Friday, September 4, 2015

Jan Guillou loans are morally troubling – Expressen

Jens Liljestrand explains the problems with the literary loans in Jan Guillou “Blue Star”.

How much can a writer take from someone else’s non-fiction book before the loan becomes a theft ? The issue arose in 2012, when the Uppsala City Theatre put up the play “The Prince” of Jan Stenbeck , largely based on the Per Andersson biography from 2000 without asking for permission.

Now is the Jan Guillou turn. He came under fire after his last book, “Not wanting to see,” have been accused of giving a false picture of the state of knowledge in Sweden about the Holocaust before May 1945. The “Blue Star”, he tries to take revenge by letting Johannesson, eldest daughter of the patriarch Lauritz Lauritzon, involved as a spy and save the Norwegian Jews.

In the middle of novel she gets in contact with the Swedish intelligence service headquarters C- the Agency and the network of women communicators who goes by the name of “Secretarial Club”. It is in the portrayal of this story that Jan Guillou has laid hands on the Jan Bergman book from last year and simply grafted on to their own. From C-agency, gallery of characters and environments (restaurants Burnt plot, Cecil and “Gangster-Norma”) to the small but credible details, as they often poor women painted with strong tea on their legs to make it look like the bar silk stockings on their spy hunts through Stockholm’s nightlife. Shebang. Often it is not even the names changed.

I can not see that any of this would be impermissible in the legal sense. Documentary persons are not copyrighted, and Guillou himself has carefully defused the bomb by in his afterword explicitly admit that he has “everything” from Bergman’s book. But morally troublesome is that anyway, not least because “Secretarial Club” was released as recently as last year (it came in paperback this spring) and is written with a literary language. Guillou can thus hardly be said to be alive made a strident non-fiction – on the contrary, he has borrowed from another spy thriller to give material for “Blue Star”.

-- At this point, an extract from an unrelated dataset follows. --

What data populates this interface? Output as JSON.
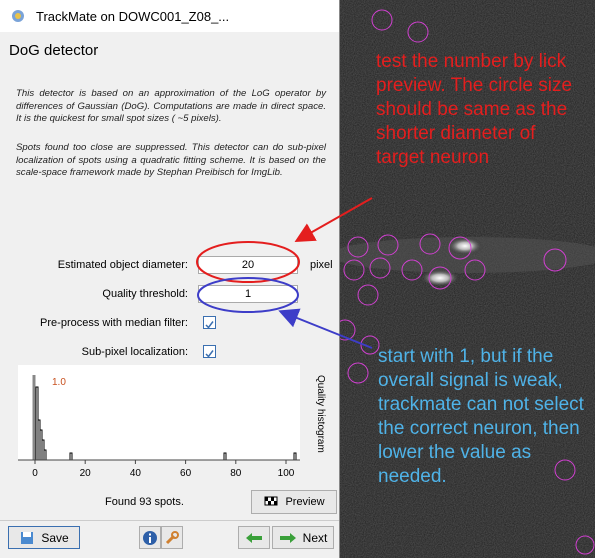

Really horrible becomes in a central region, where Bergman’s restrained portrayal of how some women are subjected to an obnoxious gang of Nazi officers on Valhallavägen in Jan Guillou’s bottling becomes an intrusive depicted sexualsadistisk orgy on Karlavägen. Where one of the raped women, fortunately, happen to pick up part of the officers’ conversations, information confirming rumors of an ongoing extermination of the Jews. So, it becomes (authentic) assault in Jan Guillou’s typewriter a meaningful sacrifice in the struggle against evil.

Now hailed Guillou for a “feminist” book that highlights the “unknown perspective”. While Jan Bergman is standing there with his deeply painful family history, its more than 30 years of work and the memory of the women he wanted to give dignity and redress.